Gabriel não estava ouvindo ela. Ele realmente estava disposto a machucá-la hoje.

“Arranquem essas roupas dela.” Ele ordenou ao ver os homens olharem para ele com olhos arregalados. Seu chefe nunca lhes pediu para fazer algo assim com sua senhora. Ele a ama mais que a própria vida e nunca a machucaria.

“Não me faça repetir.” Ele advertiu e eles rapidamente rasgaram as roupas dela, até ela ficar completamente nua diante dos olhos deles. As lágrimas que ameaçavam cair antes caíram em sua bochecha. Ela não podia acreditar no que via, ele realmente estava disposto a machucá-la.

Ela não ia fugir, ela apenas saiu para uma caminhada matinal, mas como sempre, Ossos entendeu mal a situação e de alguma forma convenceu seu chefe a prejudicá-la.

“Por favor Gabriel, não faça isso.” Quetta implorou mais uma vez, mas o homem não parecia que iria ouvi-la. Ele pegou uma vara longa e fina, entregando-a a Pilar que discretamente babava em sua nudez.

Quetta sentiu tanta vergonha, nunca foi tão humilhada em sua vida. Ele entregou fios ao Vermelho e seu coração disparou. Ele realmente ia machucá-la com isso? Ou estava apenas tentando ameaçá-la.

Ela aprendeu a lição, nunca mais sairia para uma caminhada. Quetta chorou e começou a implorar quando os homens se posicionaram diante dela com as ferramentas nas mãos. Estas são ferramentas usadas em animais, ela não era um, ela nem conseguia imaginar a dor.

“Isso vai te ensinar a nunca mais brincar na minha cara.” Ele disse sem expressão enquanto se sentava numa cadeira para assistir eles a torturarem ela.

“Não parem até eu mandar.” Nas palavras de Gabriel, ambos os homens começaram a fazer coisas perversas com o corpo dela. Quetta gritou com toda a sua força, a dor era insuportável enquanto eles a açoitavam sem piedade.

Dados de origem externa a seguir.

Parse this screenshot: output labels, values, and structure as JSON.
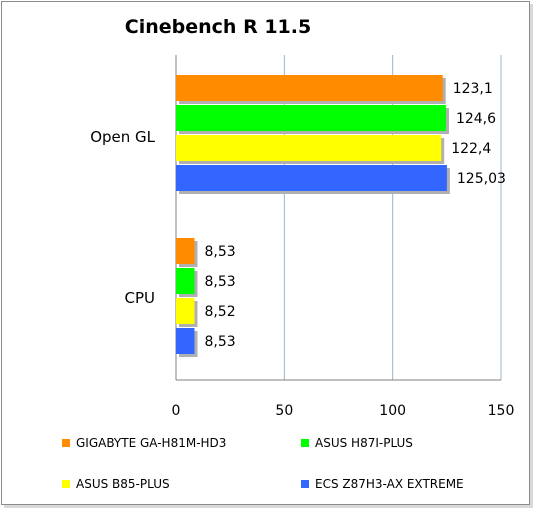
{
  "chart_data": {
    "type": "bar",
    "orientation": "horizontal",
    "title": "Cinebench R 11.5",
    "categories": [
      "Open GL",
      "CPU"
    ],
    "series": [
      {
        "name": "GIGABYTE GA-H81M-HD3",
        "color": "#FF8C00",
        "values": [
          123.1,
          8.53
        ],
        "labels": [
          "123,1",
          "8,53"
        ]
      },
      {
        "name": "ASUS H87I-PLUS",
        "color": "#00FF00",
        "values": [
          124.6,
          8.53
        ],
        "labels": [
          "124,6",
          "8,53"
        ]
      },
      {
        "name": "ASUS B85-PLUS",
        "color": "#FFFF00",
        "values": [
          122.4,
          8.52
        ],
        "labels": [
          "122,4",
          "8,52"
        ]
      },
      {
        "name": "ECS Z87H3-AX EXTREME",
        "color": "#3366FF",
        "values": [
          125.03,
          8.53
        ],
        "labels": [
          "125,03",
          "8,53"
        ]
      }
    ],
    "xlim": [
      0,
      150
    ],
    "xticks": [
      "0",
      "50",
      "100",
      "150"
    ],
    "grid": true,
    "legend_position": "bottom"
  }
}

Os fios perfuravam a pele dela enquanto Vermelho os usava nela. Açoitaram cada parte dela, não deixando nenhum lugar intocado, exceto, claro, sua área íntima.

Quetta gritou e chorou até não ter mais força em si. As lágrimas pararam de cair de seus olhos, não importa o quanto gritasse. Sua garganta estava áspera e ela já não sentia mais o corpo. Só então Gabriel parou de torturá-la.

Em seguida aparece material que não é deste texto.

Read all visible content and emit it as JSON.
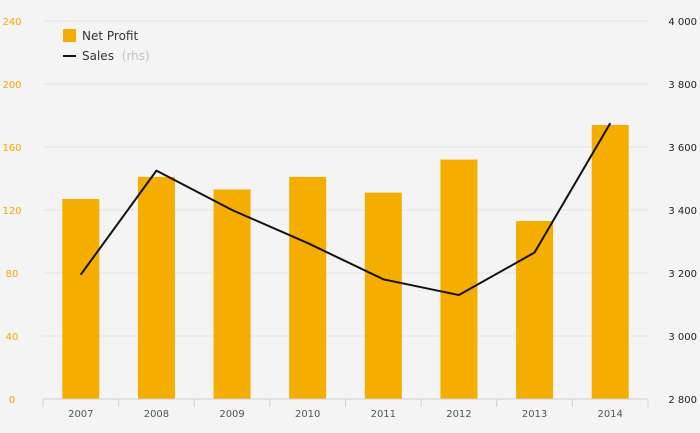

Eles soltaram a corrente ao redor de seu pulso e ela caiu no chão desacordada. Ela estava quase irreconhecível, seu corpo estava coberto de sangue jorrando de todos os ângulos. Eles a levaram para o quarto dela para colocá-la na cama com algumas partes de sua carne ainda aderidas nas suas mãos.

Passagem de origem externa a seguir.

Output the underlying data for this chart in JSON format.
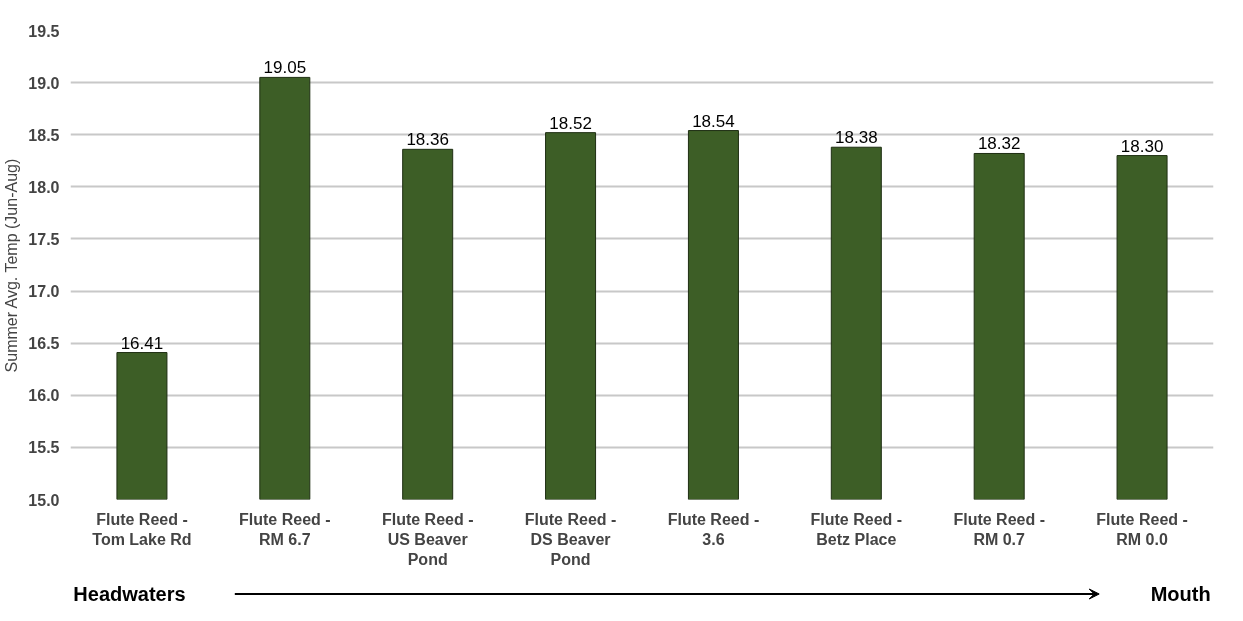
{
  "chart_data": {
    "type": "bar",
    "ylabel": "Summer Avg. Temp (Jun-Aug)",
    "categories": [
      "Flute Reed - Tom Lake Rd",
      "Flute Reed - RM 6.7",
      "Flute Reed - US Beaver Pond",
      "Flute Reed - DS Beaver Pond",
      "Flute Reed - 3.6",
      "Flute Reed - Betz Place",
      "Flute Reed - RM 0.7",
      "Flute Reed - RM 0.0"
    ],
    "values": [
      16.41,
      19.05,
      18.36,
      18.52,
      18.54,
      18.38,
      18.32,
      18.3
    ],
    "color": "#3d5e26",
    "value_labels": [
      "16.41",
      "19.05",
      "18.36",
      "18.52",
      "18.54",
      "18.38",
      "18.32",
      "18.30"
    ],
    "ylim": [
      15,
      19.5
    ],
    "yticks": [
      {
        "value": 15,
        "label": "15.0"
      },
      15.5,
      {
        "value": 16,
        "label": "16.0"
      },
      16.5,
      {
        "value": 17,
        "label": "17.0"
      },
      17.5,
      {
        "value": 18,
        "label": "18.0"
      },
      18.5,
      {
        "value": 19,
        "label": "19.0"
      },
      19.5
    ],
    "grid": "y",
    "annotations": [
      "Headwaters",
      "Mouth"
    ]
  }
}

Pilar e Vermelho se sentiram mal por machucá-la tanto, mas seu chefe não lhes pediu para parar até que tivessem destruído completamente a pele dela.

Nas semanas seguintes cada empregada que entrou em seu quarto para tratar dos ferimentos teve que vomitar cada vez que saíam de seu quarto. Gabriel não conseguia visitar sua Quetta, ele simplesmente não conseguia encará-la. Não depois de tudo o que fez.

Ele estava apenas com medo de perdê-la e exagerou em machucá-la tanto.

PONTO DE VISTA DO AUTOR
Assim que Lukas chegou em casa, ele arrastou a mulher que acabara de se casar para o quarto dele. Ela não parou de morder e bater em suas mãos desde que foi levada. Esta mulher era realmente um incômodo. Talvez se ele lhe ensinasse uma pequena lição, apenas uma lição pequena, ela obedeceria.

Uma mulher que ousou ordenar que ele parasse de bater em seu pequeno namorado era realmente interessante. Considerando que ela era tão frágil e suave, mas tinha uma boca tão grande. Ele olhou para seus dedos doendo para ver pequenas marcas de feridas em suas mãos. Então seus olhos se voltaram para a garota em sua cama.

Ela parecia mais como um pequeno gato indefeso tentando se defender do grande lobo mau. Ele sorriu.

“Fique longe de mim, eu estou te avisando, seu bastardo.” Ela segurava o abajur da noite em suas mãos em defesa e ele riu baixinho.